Sueños sobre los orígenes

Los espíritus xapïripë [chamánicos] bailan para los chamanes desde los primeros tiempos y continúan hasta hoy. Ellos parecen seres humanos, pero son tan minúsculos como partículas de polvo brillantes. Para poder verlos se debe inhalar el polvo del árbol yãkõanahi muchas, muchas veces.

Los xapïripë bailan juntos sobre grandes espejos que descienden del cielo. Nunca son grises como los humanos. Siempre están magníficos: los cuerpos pintados con urucum [pintura de anato] y surcados con dibujos negros, sus cabezas cubiertas de plumas blancas de buitre real, sus brazaletes con cuentas y plumas de papagayo, de cujubim [tipo de ave] y de guacamayo rojo, la cintura envuelta en colas de tucán.

Miles de ellos llegan para bailar juntos, agitando hojas de palmera joven, lanzando gritos de alegría y cantando sin cesar. Sus caminos parecen hilos de arañas que brillan como la luz de la luna y sus adornos de plumas se mueven lentamente al ritmo de sus pasos. ¡Es una alegría ver lo bellos que son!

Los espíritus son tan numerosos porque son las imágenes de los animales del bosque. Todo en el bosque tiene una imagen utupë: los que caminan sobre el suelo, los que suben a los árboles, los que tienen alas, los que viven en el agua. Los chamanes llaman a estas imágenes y las hacen descender para convertirse en espíritus xapïripë. Esas imágenes son el verdadero centro, el verdadero interior de los seres del bosque. La gente común no puede verlos, sólo los chamanes. Pero no son imágenes de los animales que conocemos hoy día. Son las imágenes de los padres de estos animales, las imágenes de nuestros antepasados.
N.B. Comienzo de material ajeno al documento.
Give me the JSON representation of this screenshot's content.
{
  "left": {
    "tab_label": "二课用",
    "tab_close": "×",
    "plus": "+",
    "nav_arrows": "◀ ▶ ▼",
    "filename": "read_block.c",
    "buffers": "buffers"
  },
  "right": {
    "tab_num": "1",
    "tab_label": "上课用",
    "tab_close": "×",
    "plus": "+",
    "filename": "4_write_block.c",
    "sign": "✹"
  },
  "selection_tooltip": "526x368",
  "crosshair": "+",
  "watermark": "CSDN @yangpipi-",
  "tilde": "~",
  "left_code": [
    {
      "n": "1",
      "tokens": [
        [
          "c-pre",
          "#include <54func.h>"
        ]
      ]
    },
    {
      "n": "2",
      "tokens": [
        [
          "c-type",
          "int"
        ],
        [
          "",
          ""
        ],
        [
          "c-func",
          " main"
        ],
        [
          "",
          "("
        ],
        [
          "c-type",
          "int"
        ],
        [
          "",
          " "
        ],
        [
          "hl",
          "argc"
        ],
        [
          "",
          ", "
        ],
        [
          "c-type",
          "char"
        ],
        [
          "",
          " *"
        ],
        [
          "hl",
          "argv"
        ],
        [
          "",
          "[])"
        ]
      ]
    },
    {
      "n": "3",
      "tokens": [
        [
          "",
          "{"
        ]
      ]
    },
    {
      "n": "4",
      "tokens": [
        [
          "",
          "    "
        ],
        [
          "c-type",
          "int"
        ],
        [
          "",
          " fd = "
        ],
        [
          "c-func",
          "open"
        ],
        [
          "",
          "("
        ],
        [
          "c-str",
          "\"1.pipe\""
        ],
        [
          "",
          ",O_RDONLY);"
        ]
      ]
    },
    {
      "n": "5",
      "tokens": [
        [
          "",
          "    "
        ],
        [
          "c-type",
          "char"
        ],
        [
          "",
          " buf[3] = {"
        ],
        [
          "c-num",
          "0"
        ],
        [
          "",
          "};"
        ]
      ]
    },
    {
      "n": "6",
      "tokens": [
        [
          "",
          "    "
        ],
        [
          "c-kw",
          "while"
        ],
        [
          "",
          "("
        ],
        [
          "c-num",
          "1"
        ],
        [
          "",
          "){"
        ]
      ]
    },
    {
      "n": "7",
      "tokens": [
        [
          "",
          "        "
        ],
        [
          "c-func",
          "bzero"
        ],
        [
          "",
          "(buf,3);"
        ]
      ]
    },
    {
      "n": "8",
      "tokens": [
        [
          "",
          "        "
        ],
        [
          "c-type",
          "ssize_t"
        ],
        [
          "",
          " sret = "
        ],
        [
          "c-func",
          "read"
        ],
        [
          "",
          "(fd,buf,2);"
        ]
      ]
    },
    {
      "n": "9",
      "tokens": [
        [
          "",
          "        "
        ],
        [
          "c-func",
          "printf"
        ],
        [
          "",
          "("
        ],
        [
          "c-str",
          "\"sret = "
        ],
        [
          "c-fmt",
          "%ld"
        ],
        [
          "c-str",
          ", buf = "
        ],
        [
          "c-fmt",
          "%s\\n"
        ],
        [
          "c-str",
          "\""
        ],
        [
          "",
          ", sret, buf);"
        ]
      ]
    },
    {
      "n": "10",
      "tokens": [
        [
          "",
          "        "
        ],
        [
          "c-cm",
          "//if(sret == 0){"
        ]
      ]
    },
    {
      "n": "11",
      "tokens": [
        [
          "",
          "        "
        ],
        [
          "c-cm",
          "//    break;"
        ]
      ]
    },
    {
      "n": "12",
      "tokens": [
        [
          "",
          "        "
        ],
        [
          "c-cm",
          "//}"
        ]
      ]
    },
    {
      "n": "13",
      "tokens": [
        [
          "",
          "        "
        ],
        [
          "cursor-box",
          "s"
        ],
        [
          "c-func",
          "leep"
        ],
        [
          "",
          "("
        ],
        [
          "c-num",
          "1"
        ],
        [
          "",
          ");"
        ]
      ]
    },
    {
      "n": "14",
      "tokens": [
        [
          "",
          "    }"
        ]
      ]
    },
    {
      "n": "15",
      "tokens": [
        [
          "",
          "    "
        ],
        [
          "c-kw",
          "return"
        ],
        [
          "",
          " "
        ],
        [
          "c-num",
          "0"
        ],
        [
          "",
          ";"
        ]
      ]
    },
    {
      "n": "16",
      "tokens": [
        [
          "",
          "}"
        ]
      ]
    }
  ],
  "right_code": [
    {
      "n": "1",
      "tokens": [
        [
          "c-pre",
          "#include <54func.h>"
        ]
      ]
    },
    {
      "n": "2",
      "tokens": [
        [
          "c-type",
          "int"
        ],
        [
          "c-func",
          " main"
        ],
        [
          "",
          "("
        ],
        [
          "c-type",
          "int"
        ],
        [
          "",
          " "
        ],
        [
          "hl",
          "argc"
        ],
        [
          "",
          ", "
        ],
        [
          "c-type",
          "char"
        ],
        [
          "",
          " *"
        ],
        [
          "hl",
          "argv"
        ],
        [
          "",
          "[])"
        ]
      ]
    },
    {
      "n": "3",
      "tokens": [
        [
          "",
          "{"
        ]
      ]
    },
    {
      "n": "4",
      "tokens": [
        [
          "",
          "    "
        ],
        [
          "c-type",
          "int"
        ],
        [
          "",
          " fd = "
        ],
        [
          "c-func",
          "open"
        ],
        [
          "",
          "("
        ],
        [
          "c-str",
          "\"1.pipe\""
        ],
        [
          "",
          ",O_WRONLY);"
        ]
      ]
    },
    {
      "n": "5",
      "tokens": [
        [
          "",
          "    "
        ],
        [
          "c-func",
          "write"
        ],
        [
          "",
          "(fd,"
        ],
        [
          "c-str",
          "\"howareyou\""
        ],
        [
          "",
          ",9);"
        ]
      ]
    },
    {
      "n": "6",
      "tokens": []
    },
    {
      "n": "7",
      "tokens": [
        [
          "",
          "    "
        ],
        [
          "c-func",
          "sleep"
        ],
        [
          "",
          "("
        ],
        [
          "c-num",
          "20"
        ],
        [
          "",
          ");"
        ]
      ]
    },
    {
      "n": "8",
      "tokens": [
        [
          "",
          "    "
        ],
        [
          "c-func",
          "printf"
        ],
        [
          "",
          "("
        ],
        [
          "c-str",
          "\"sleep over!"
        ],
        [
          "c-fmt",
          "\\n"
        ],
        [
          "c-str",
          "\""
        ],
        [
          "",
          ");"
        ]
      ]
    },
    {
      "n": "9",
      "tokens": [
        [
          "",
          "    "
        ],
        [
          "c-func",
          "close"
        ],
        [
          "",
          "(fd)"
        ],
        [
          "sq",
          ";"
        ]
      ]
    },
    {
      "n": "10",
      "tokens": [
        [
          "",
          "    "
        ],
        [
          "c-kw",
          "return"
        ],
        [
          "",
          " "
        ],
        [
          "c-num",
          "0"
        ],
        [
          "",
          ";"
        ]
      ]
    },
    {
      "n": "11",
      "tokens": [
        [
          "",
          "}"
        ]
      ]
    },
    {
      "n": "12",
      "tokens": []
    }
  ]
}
Al principio, cuando el bosque aún era joven, nuestros antepasados eran humanos con nombres de animales y terminaron convirtiéndose en presa. Es a ellos a quienes matamos con flechas y comemos hoy. Pero sus imágenes no han desaparecido y son ellas las que bailan para nosotros como espíritus xapïripë.

La gente blanca dibuja sus palabras porque sus pensamientos están llenos de olvido. Nosotros guardamos las palabras de nuestros antepasados dentro de nosotros desde hace mucho tiempo y continuamos transmitiéndoselas a nuestros hijos. Los niños, que no saben nada sobre los espíritus, escuchan los cantos del chamán y después también quieren ver a los espíritus. Así es cómo, aunque las palabras de los xapïripë son muy antiguas, siempre se renuevan. Son ellos quienes enriquecen nuestros pensamientos. Son ellos los que nos dejan ver y conocer cosas lejanas, las cosas de los viejos. Es nuestro estudio, el que nos muestra cómo soñar.